Synopsis: A trio of suicide attackers with magical abilities bring down a 747 by summoning a dragon to rip it from the sky, using the hundreds of lives lost as a sacrifice to initiate the Change. The country morphs into a new landscape of swords and sorcery. Now computers and other machines are coming to life, and regular people have started to turn into mythical creatures and forgotten deities, creating a chaotic world easily seized by whoever—or whatever—set this shift into motion. The nation’s capital where, along with transforming Democrats into potbellied elves, Republicans into cantankerous dwarves, and Tea Party members into trolls, the Change has granted struggling freelance journalist Steve Rowan the abilities of the Tarot Arcana’s Fool card, making him a powerful, yet unreliable, wizard.
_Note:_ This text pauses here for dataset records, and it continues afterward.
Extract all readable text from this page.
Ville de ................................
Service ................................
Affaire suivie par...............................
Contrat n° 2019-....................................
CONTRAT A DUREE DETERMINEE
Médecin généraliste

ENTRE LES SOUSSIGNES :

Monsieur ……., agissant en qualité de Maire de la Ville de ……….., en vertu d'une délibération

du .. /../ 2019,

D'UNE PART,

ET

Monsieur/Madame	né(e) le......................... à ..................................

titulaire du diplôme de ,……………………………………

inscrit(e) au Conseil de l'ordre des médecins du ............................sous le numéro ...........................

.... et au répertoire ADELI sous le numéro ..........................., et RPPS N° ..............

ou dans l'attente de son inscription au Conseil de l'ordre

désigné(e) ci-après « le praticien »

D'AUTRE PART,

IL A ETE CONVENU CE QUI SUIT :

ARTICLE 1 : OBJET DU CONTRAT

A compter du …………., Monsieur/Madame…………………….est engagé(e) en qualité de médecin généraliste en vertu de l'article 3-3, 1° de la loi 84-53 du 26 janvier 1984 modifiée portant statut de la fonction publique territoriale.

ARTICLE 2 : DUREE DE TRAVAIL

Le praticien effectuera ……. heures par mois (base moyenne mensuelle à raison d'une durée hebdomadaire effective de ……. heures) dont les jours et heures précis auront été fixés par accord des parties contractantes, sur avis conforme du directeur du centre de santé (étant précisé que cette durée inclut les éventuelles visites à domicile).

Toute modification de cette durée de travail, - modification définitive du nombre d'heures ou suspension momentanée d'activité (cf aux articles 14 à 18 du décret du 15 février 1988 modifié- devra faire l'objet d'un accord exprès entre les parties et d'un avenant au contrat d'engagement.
Realizing his potential, he is “hired” by the trivia-obsessed sentient computer Barnaby and coupled with the attractive, no-nonsense female Navy SEAL Ace Morningstar to uncover the puppet masters behind the plane crash.
I think the story line is an interesting and unique concept. It held my attention but there were formatting errors so it appeared alot longer than the 334 pages. I didn’t find the errors distracting but they were annoying because it would oftentimes be a page number or word on one page by itself. That being said, I think the only thing I didn’t like about the story was the length. The characters were diverse and colorful but not exactly relatable. I didn’t feel like some of the characters were people that I would have known or were likable. The story pace is steady but felt like it could have moved faster.
The author did do a good job in describing the changes that were occurring in the people and things. I felt like the sentience showing up in the machines is a fascinating twist that I haven’t seen in many other books. Satires are often harder for the audience to understand due to the humor being ironic or very subtle. I didn’t have that problem with this book and think readers will enjoy the simplicity of the humor. Overall, great read for anyone who loves science fiction and fantasy mixed with satiric humor.